DICER1 gene and miRNA dysregulation in mesenchymal stem cells of patients with myelodysplastic syndrome and acute myeloblastic leukemia


Ozdogan H., GÜR DEDEOĞLU B., Islakoglu Y. O. , Aydos A., Kose S., ATALAY A., ...More

LEUKEMIA RESEARCH, vol.63, pp.62-71, 2017 (Journal Indexed in SCI) identifier identifier identifier

  • Publication Type: Article / Article
  • Volume: 63
  • Publication Date: 2017
  • Doi Number: 10.1016/j.leukres.2017.10.006
  • Title of Journal : LEUKEMIA RESEARCH
  • Page Numbers: pp.62-71

Abstract

Multipotent mesenchymal stem cells (MSC) are key components of the bone marrow (BM) microenvironment. The contribution of this microenvironment to the pathophysiology of myelodysplastic syndrome (MDS) and acute myeloid leukemia (AML) is not well defined. A recent study in mice demonstrated that DICER1 gene deletion in osteoprogenitor cells from the BM microenvironment suppressed osteogenic differentiation and induced MDS and AML-like haematological findings. The present study evaluated the expression profiles of microRNAs (miRNAs) and DICER1 gene in BM-derived MSC of patients with AML (n= 12), MDS (n = 10) and healthy controls (HC) (n= 8). miRNA expression profiles were analyzed by microarray and confirmations were performed using quantitative real-time PCR (qRT-PCR).

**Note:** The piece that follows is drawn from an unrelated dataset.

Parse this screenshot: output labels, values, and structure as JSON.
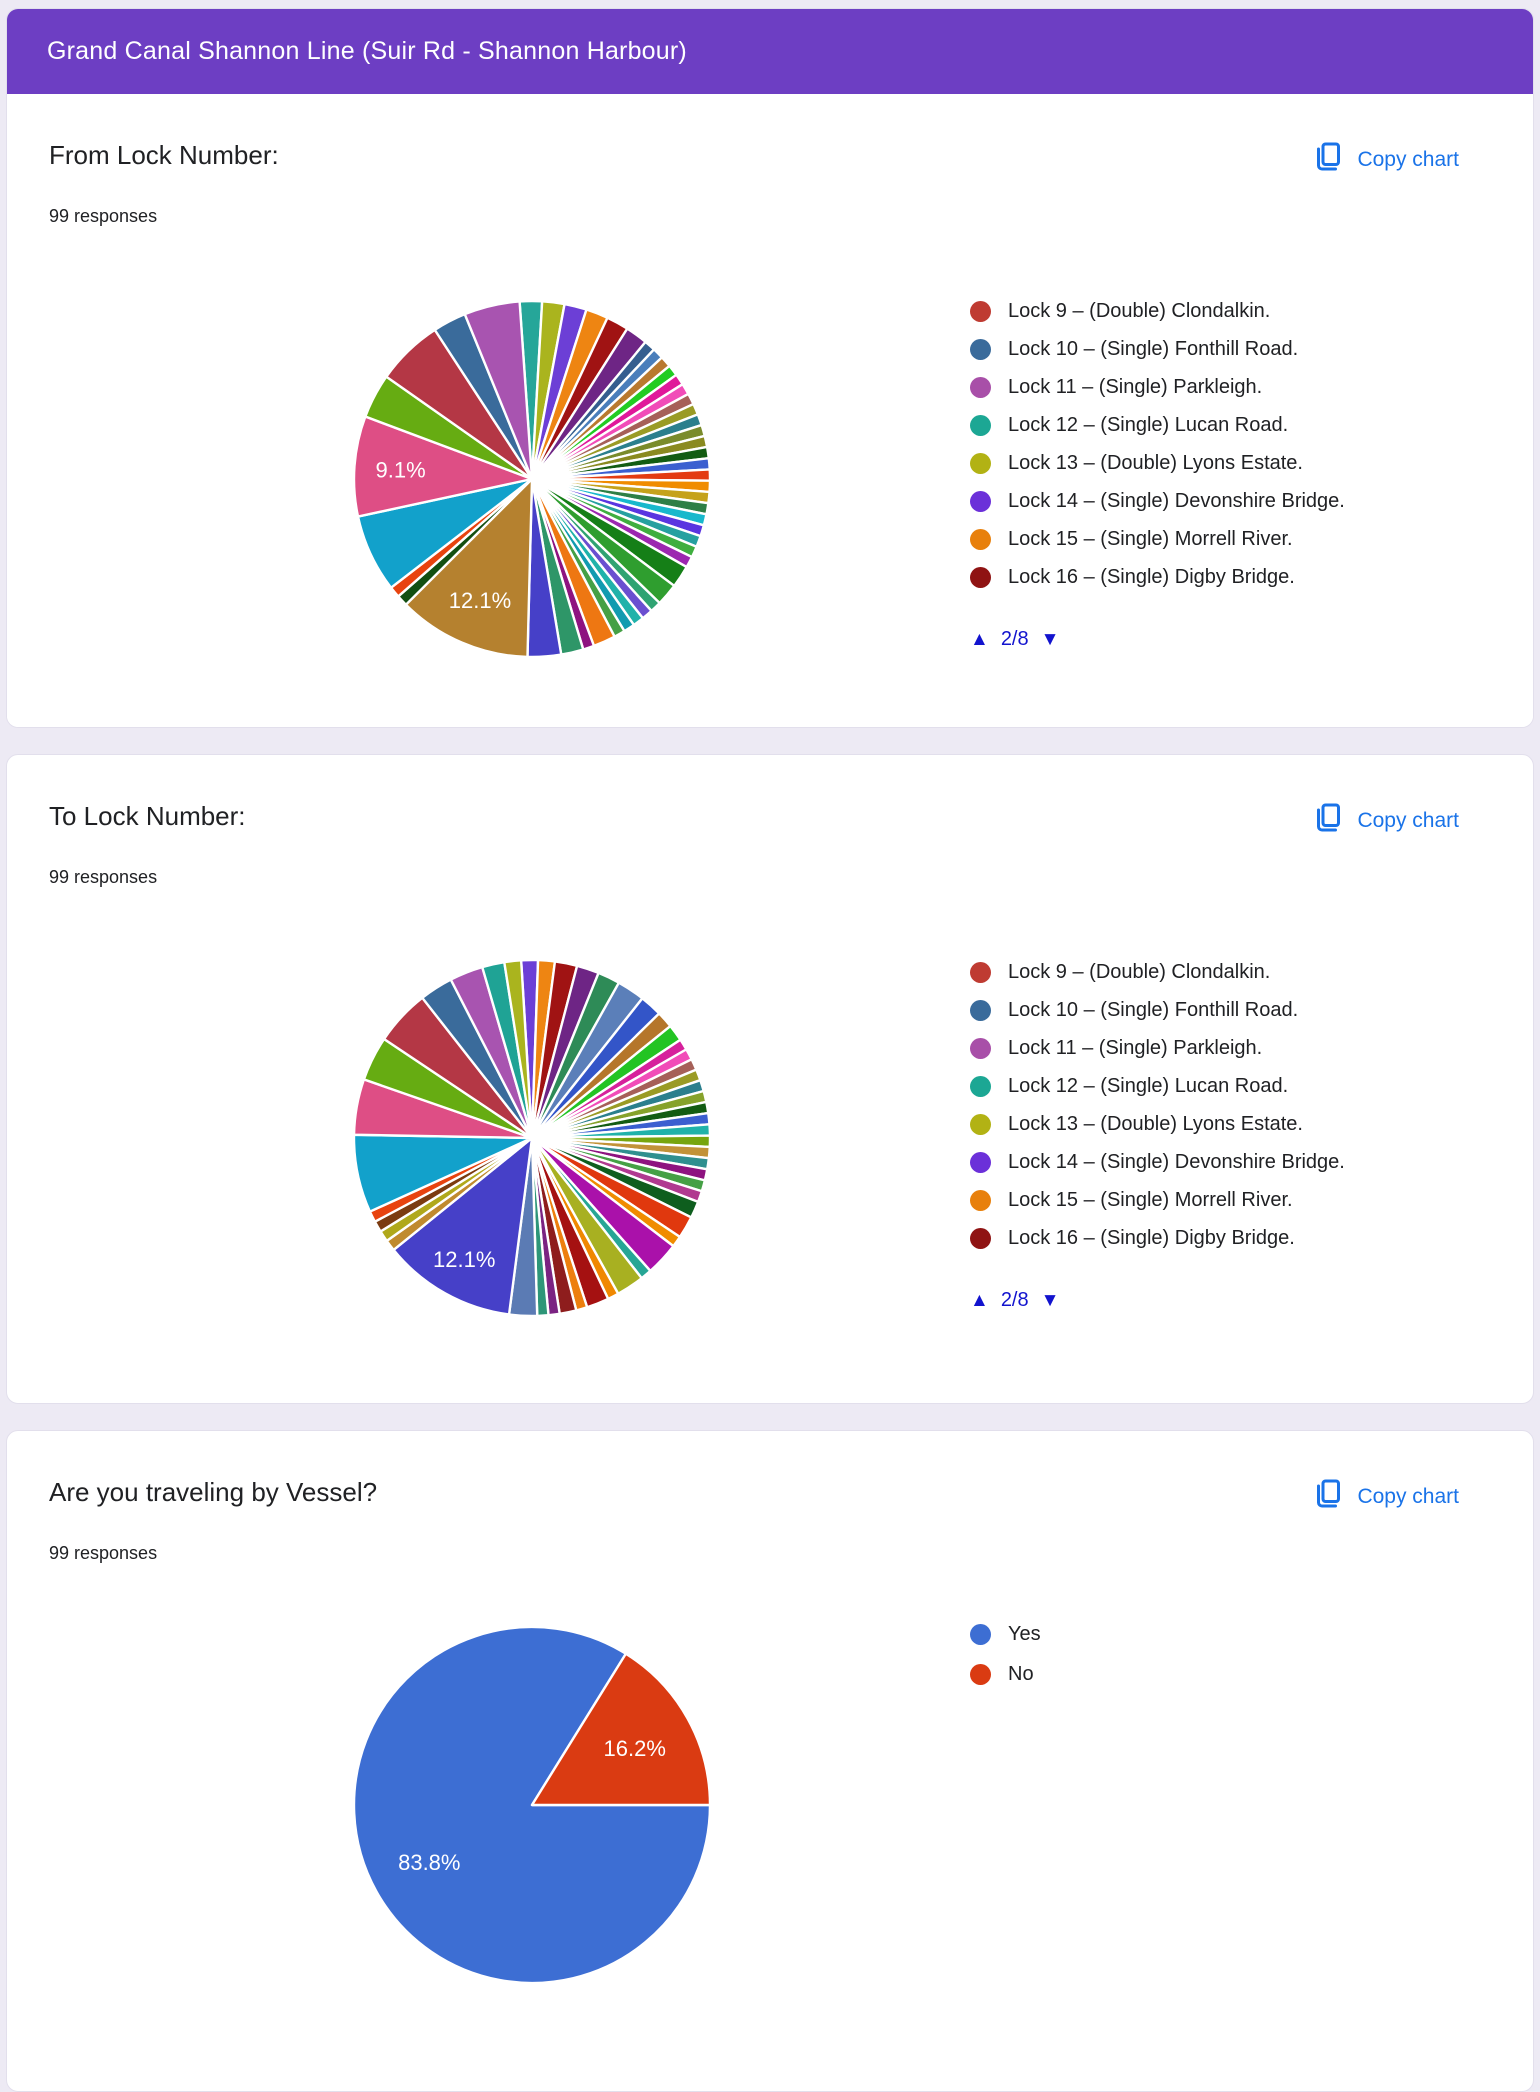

Patient MSC displayed impaired proliferative and differentiation potential compared to HC. DICER1 gene expression was lower in MSC from MDS and AML patients than HC and some differentially expressed miRNAs indicated the potential involvement of DICER1 in the pathogenesis of MDS and AML. qRT-PCR confirmation revealed down-regulated miRNAs (hsa-miR-30d-5p, hsamiR- 222-3p and hsa-miR-30a-3p in MDS; hsa-miR-1275, hsa-miR-4725-5p and hsa-miR-143-3p in AML) and over-expressed miRNAs (hsa-miR-4462 in MDS; hsa-miR-134-5p and hsa-miR-874-3p in AML) in MDS and AML. Thus, our findings validate the results of the aforementioned animal study and demonstrate downregulation of DICER1 gene and abnormal miRNA profile in MDS and AML, which may have implications for understanding MDS and AML pathogenesis and contribute to developing targeted treatment strategies.